Ağıralioğlu, görevden çekme kararının Meral Akşener’den geldiğine işaret ederek; “Kendisi birisinin annesi, bacısı, ablası, halası ve bir kadın olan genel başkanın böyle bir hatayı, kabahati görmezden gelmesi mümkün değildir…” şeklinde değerlendirme yapıyor. Doğrudur bu olay karşısında, ama ile fakat ile bir şekilde mazeret bulma imkânı yoktur. Faili kim olursa olsun, sebebi ne olursa olsun, ortada kaskatı bir acı gerçek var. Mutlaka gereğinin yapılması lazım… Bu arada şunu da belirtelim benzer durumlardan hiçbir parti bağışık değildir. Geçmişte çeşitli partilerden pek çok kişi böyle skandal olaylara karıştılar. Kimisi siyaseten bedelini ödedi, kimisi de bir şekilde yakayı sıyırmayı başardı. Kimisi bu yüzden siyaset sahnesinden silindi gitti. Fakat kimisi de ne yazık ki hâlâ ortalıkta dolaşıyor. Yaptıklarının hesabını vermemiş olarak… Yarınlarda da bu gibi durumlar yaşanabilir pekâlâ!
İyi Partiden Koray Aydın, yaşanan olayın bir provokasyon olduğunu iddia ediyor. Provokasyonun olup olmadığı ayrı bir bahis. Siyaset adamı ülke yönetimine talip olan kişidir. Her hâl ve şartta vakarını, nezaketini korumak zorundadır. Son olayı kenarda tutarak söyleyelim, tuzak dahi kurulsa, siyasetçi bilgisi, görgüsü ve dikkatiyle bu tuzağa düşmemek durumundadır.
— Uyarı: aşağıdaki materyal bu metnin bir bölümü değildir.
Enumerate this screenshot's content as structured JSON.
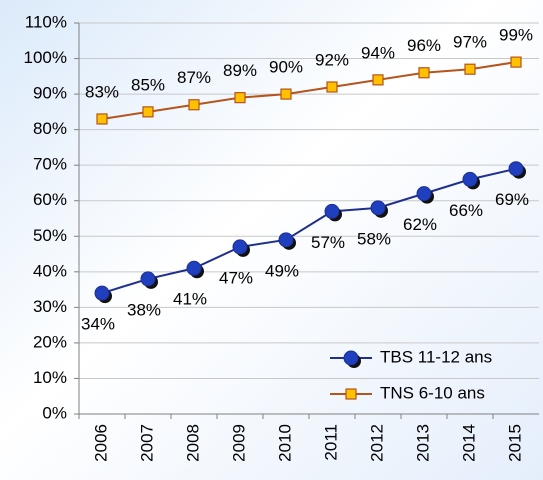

Ne kadar tahrik altında kalırsa kalsın, siyasetçi sabırlı ve vakarlı olmak zorundadır. Bu demek değildir ki, kendisine yapılan saldırı ve hakarete sessiz kalacaktır. Ama tepkisini ölçülü ve meşru zeminde ve usulüne uygun biçimde ortaya koyacaktır… Aksi hâlde haklıyken haksız duruma düşebilir...
Tekrar edelim, bu değerlendirmeyi Lütfü Türkkan olayını hariç tutarak yapıyoruz. Zira Türkkan bizzat kendisi önce inkâr etmekle birlikte daha sonra yaptığı hatayı ikrar mecburiyetinde kalmıştır. Siyasetçilerin çarşı-pazar ziyaretlerinde, meydan mitinglerinde ve salon toplantılarında veyahut televizyon mülakatlarında, her zaman tuzak sorularla karşılaşması veya sataşmaya maruz kalması kaçınılmazdır. Dikkatli şahsiyetler bu durumlara karşı hazırlıklıdır. Ama insanlık hâli, bazen öyle durumlar olur ki, hiç beklemediğiniz şahsiyetler bile kendisini kontrol etmekten aciz kalabilir. Yurt içinde ve dışında pek çok şöhretli siyasetçinin böyle durumlarda öfkesine mağlup olduğuna şahit olduk…
Özetlemek gerekirse, siyaset erbabının sorumluluğu sıradan vatandaşa göre katbekat ağırdır. Bu ağırlığı kaldıramayacak kişinin siyasete soyunmaması gerekir… Şayet siyasetin vakar ve nezaketini taşımıyorsa da bir an evvel kenara çekilmeli, çektirilmelidir.